Here, there, everywhere


As vezes a gente se pega tentando planejar a vida. Falta alguma coisa, mas a coisa sempre vai faltar. Poderia fazer isso, mas aquilo também se encaixaria entre as várias possibilidades.
De repente cai no seu colo.
E você meio que decide ir. Tá bom, sei lá, eu vou.
Mal não vai fazer.

Desde então, as coisas parecem estar em outra dimensão.
"Como você tá?!"
Ah, eu tô.
Eu tô.
Eu tô por aqui.
"Mas, o que você tem feito?"
Ah, eu tenho feito.

Para mim essa experiência tem sido assim. Sendo. Tudo muito surreal. Como se fosse, mas não fosse.
De repente você se vê "invadindo" a turma alheia. Num aniversário de um amigo que não é seu, com uma turma que não é sua, numa cidade que não é sua.
Mas você se sente bem. Não gostaria de estar em qualquer outro lugar que não aquele.
Se pega admirando a amizade alheia. Como se dão os laços afetivos, as demonstrações de amor.
Um vai batizar sua filha amanhã. A outra fabrica penduricalhos de cabelo com as sedas que a vó deixou de herança e gosta de pintar as unhas de verde, azul, preto.
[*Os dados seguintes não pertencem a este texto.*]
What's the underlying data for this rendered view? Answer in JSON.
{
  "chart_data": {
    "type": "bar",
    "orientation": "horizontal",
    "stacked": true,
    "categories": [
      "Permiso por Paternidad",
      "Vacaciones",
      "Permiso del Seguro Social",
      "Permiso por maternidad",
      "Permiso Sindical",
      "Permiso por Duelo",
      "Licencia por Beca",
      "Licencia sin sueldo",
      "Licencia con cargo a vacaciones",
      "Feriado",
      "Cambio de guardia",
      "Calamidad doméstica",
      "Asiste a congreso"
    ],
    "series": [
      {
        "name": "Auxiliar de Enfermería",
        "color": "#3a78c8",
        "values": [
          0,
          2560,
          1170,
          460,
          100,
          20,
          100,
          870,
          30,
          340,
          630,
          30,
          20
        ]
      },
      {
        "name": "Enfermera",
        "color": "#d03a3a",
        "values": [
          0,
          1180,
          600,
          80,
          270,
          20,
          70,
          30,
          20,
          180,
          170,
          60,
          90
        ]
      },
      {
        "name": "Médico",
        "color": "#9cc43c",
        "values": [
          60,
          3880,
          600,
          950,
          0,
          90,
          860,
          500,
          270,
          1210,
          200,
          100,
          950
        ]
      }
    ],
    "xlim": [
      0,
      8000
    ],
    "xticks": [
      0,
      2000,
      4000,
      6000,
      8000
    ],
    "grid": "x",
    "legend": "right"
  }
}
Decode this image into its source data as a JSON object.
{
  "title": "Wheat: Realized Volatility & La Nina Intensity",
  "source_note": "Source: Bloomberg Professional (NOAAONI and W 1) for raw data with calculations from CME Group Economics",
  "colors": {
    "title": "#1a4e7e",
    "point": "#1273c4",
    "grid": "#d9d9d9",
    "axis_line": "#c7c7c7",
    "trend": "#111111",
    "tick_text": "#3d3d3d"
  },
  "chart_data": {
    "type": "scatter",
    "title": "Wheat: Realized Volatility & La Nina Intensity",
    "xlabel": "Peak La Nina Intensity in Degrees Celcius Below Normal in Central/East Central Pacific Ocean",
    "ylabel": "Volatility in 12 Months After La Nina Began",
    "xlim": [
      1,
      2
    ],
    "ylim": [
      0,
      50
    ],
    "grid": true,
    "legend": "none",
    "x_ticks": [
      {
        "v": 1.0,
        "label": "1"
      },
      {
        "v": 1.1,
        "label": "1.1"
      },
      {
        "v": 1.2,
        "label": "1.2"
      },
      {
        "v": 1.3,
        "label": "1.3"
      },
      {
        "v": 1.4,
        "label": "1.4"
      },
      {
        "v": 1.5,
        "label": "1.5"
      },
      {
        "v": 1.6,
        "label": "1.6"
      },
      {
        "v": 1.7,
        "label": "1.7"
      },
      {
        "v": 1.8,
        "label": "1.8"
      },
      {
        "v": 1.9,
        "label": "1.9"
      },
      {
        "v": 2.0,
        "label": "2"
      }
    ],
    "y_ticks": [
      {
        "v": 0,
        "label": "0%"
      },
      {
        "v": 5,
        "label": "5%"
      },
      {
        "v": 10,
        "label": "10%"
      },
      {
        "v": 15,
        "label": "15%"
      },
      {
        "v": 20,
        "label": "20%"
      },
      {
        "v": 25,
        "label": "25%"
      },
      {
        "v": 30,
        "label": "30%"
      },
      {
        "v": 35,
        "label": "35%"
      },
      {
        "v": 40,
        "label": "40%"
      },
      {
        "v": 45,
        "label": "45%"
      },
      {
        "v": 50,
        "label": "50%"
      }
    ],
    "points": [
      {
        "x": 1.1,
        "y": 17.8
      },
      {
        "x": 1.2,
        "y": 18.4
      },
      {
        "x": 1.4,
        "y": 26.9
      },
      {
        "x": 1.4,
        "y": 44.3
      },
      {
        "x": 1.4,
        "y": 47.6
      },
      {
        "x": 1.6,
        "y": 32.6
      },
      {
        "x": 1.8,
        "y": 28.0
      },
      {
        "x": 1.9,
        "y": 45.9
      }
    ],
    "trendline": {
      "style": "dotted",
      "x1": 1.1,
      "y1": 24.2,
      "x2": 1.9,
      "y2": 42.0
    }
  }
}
A outra morou um ano em new york, mas voltou pra ficar com o namorado de quatro anos que ela conheceu num show do Jorge Ben.
E ai você se lembra como e o quanto as pessoas podem ser admiráveis. Como é apaixonante observar os caminhos que a vida toma, muitas vezes involuntariamente, mas com aquele pinguinho de empurrão que você dá, mesmo sem saber que tinha dado.
Tô feliz pra caralho. Satisfeita.
Estou aonde deveria estar, seja lá o que isso significa.

entrelinhas


Juro que buscava não pensar no momento em que vivia, e mergulhar na história de amor de André Gorz e sua Dorine. No conto de fadas da vida real, que como já disse (e provou em seus filmes!) E.Coutinho, pode ser mil vezes mais interessante que a ficção, duas pessoas são sim capazes de serem casadas por 60 anos e ainda assim se amarem e se desejarem tanto, que "nós desejaríamos não sobreviver um à morte do outro. Dissemo-nos sempre, por impossível que seja, que, se tívessemos uma segunda vida, iríamos querer passá-la juntos."

E enquanto me envolvia na história de um amor, lendo "Carta a D.", que Gorz escreveu a ela já no fim da vida, me deparei com uma digressão do intelectual francês sobre si próprio que encaixou-se mais que perfeitamente em mim.

" a vontade de não ser Nada se confunde com a de ser Tudo. É preciso aceitar ser finito: estar aqui e em nenhum outro lugar, agora e não sempre ou nunca [...]; ter apenas esta vida."


Tão simples de ler, mas dificil de viver! Ainda mais para quem, como eu, nasceu apostando corrida com a vida, sempre preocupada em absorver tudo e um pouco mais...tirar o pé do acelerador é mais que necessário, e parece que só mesmo um dia após o outro.

OBS: Carta a D. foi escrito por Gorz um ano antes de ambos cometerem suícidio. Romeu e Julieta? Vida real.